Consequently, for short-term predictions of time series data, arima
will be better.
Best Answer
Chapter 5 in this textbook:
uses two examples to illustrate how to test and interpret the presence of autocorrelation in the residuals from the classical regression model. Below I summarize the idea of these examples.
As you mention that it is for a class demonstration, I would recommend you the software gretl. It contains several data sets from textbooks in Econometrics as well as the necessary tools to reproduce most of the examples on those textbooks. You can check the data sets that are available here. If you have any of these textbooks you will probably find there an example that is suited for your purposes.
The first of the examples mentioned before uses economic time series data (interest and bond rates, available here). The authors explain that the presence of autocorrelation in the residuals of a static regression of changes in the bond rate on changes in Treasury Bill rates suggests that the model is not correctly specified.
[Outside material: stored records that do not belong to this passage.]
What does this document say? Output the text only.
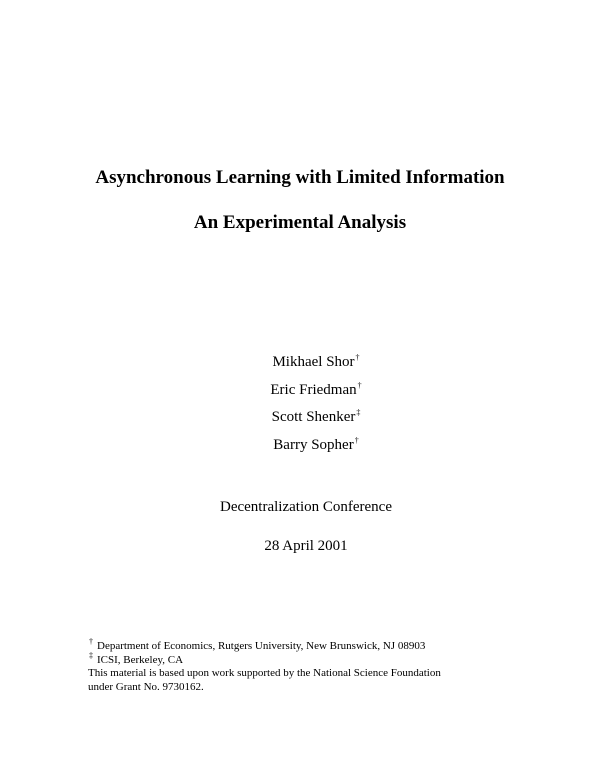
Asynchronous Learning with Limited Information
An Experimental Analysis
Mikhael Shor†
Eric Friedman†
Scott Shenker‡
Barry Sopher†
Decentralization Conference
28 April 2001
† Department of Economics, Rutgers University, New Brunswick, NJ 08903
‡ ICSI, Berkeley, CA
This material is based upon work supported by the National Science Foundation
under Grant No. 9730162.
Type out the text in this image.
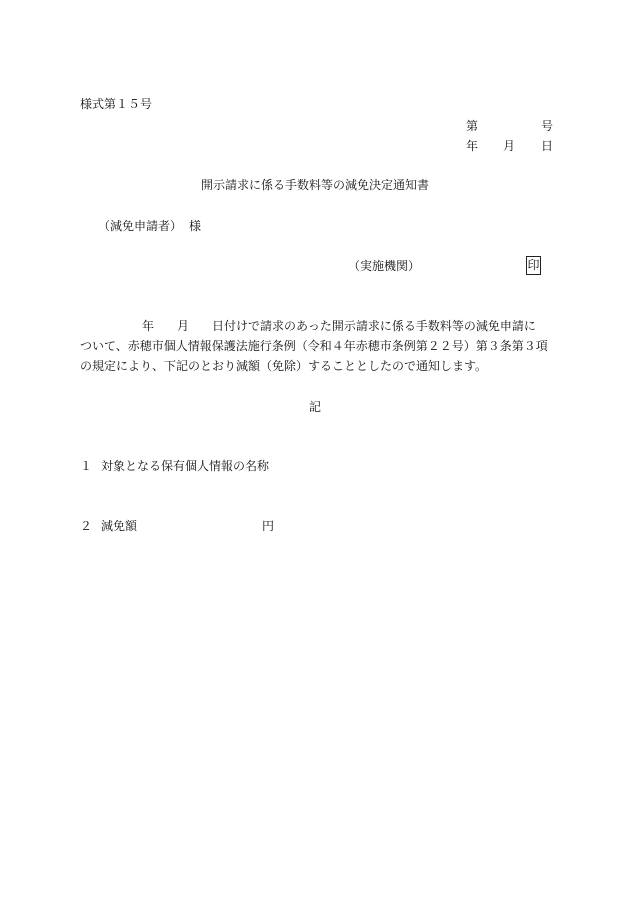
様式第１５号
第	号
年 月 日
開示請求に係る手数料等の減免決定通知書
（減免申請者） 様
（実施機関）	印
年 月 日付けで請求のあった開示請求に係る手数料等の減免申請に
ついて、赤穂市個人情報保護法施行条例（令和４年赤穂市条例第２２号）第３条第３項
の規定により、下記のとおり減額（免除）することとしたので通知します。
記
１ 対象となる保有個人情報の名称
２ 減免額	円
As it often happens with economic data, some of the dynamics is not captured by a static model. A possible reason is that adjustments to deviations from an equilibrium relationship among the variables may take more than one period. Upon this interpretation, a dynamic model with one lag of the dependent and explanatory variables is fitted and tested against the static model.
The second example uses cross-section data (income and consumption of food in 48 households of comparable size, available here). A model for expenditure as a linear function of total consumption and average household size is fitted. Then the authors show that Breusch and Godfrey test suggests the presence of autocorrelation. Similarly to the other example, this result is interpreted as a misspecification of the model. In the context of cross-section data adding lags of variables does not make much sense. The authors propose instead a non-linear relationship among the variables, which is fitted through non-linear least squares.